The Château Frontenac was designed by noted American architect Bruce Price, as the prototype of a series of château-style hotels built for the Canadian Pacific Railway (CPR) company during the late 19th and early 20th centuries. CPR’s goal was to promote luxury tourism by appealing to wealthy travelers.
Château Frontenac’s fortress-like design is derived from the medieval chateaux of France’s Loire Valley, and is enhanced by its imposing cliff-top location overlooking Quebec City.
The hotel opened in 1893, and was named Château Frontenac after the Governor General who initiated its construction. The CPR had hoped the Château Frontenac would accommodate tourists for the 1893 Chicago World’s Fair. However, the hotel was not finished in time.

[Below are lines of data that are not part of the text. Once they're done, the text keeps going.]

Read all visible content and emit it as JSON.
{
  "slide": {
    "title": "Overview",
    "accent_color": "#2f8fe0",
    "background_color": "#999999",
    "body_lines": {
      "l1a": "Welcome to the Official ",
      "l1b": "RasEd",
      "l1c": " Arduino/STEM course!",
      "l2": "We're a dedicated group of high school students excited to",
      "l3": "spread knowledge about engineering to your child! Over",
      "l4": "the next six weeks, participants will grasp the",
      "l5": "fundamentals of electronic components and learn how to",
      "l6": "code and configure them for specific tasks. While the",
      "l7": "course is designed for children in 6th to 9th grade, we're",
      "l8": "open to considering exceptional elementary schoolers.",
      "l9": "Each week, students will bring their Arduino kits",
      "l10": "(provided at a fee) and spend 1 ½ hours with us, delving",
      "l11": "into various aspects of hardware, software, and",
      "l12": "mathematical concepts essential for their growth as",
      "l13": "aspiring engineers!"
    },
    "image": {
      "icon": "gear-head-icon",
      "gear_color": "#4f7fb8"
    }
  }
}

From the early 1900s through the early 1990s, Château Frontenac has been expanded and renovated numerous times. Beginning in 1908 through 1909, the hotel was enlarged according to designs created by architect Walter Scott Painter, which resulted in construction of the Citadelle Wing. From 1920 through 1924, the Central Tower and the Saint-Louis wing were added per designs by architects Edward Maxwell and William Sutherland Maxwell.
Expansions were finally completed in 1993, when ARCOP Group architects were brought in to not only to further enlarge the hotel, but to help preserve it. This resulted in the addition of the Claude-Pratte Wing, which houses an indoor pool and a physical fitness center, and includes an outdoor terrace.
In 2001, the hotel was sold to Legacy REIT, which is partially owned by Fairmont, for $185 million. When Canadian Pacific Hotels was renamed Fairmont Hotels and Resorts in 2001, the hotel became Fairmont Le Château Frontenac.
In 2011, the hotel was sold to Ivanhoé Cambridge, and work began on replacement of the main tower’s copper roof, at the cost of $7.5 million. An image of the roof was printed on polypropylene safety netting and hung from scaffolding to hide the refurbishing project from view. Although several of Quebec City’s buildings are taller, the landmark hotel is perched atop a tall cape overlooking the Saint Lawrence River, affording a spectacular view for several kilometers. The building is the most prominent feature of the Quebec City skyline.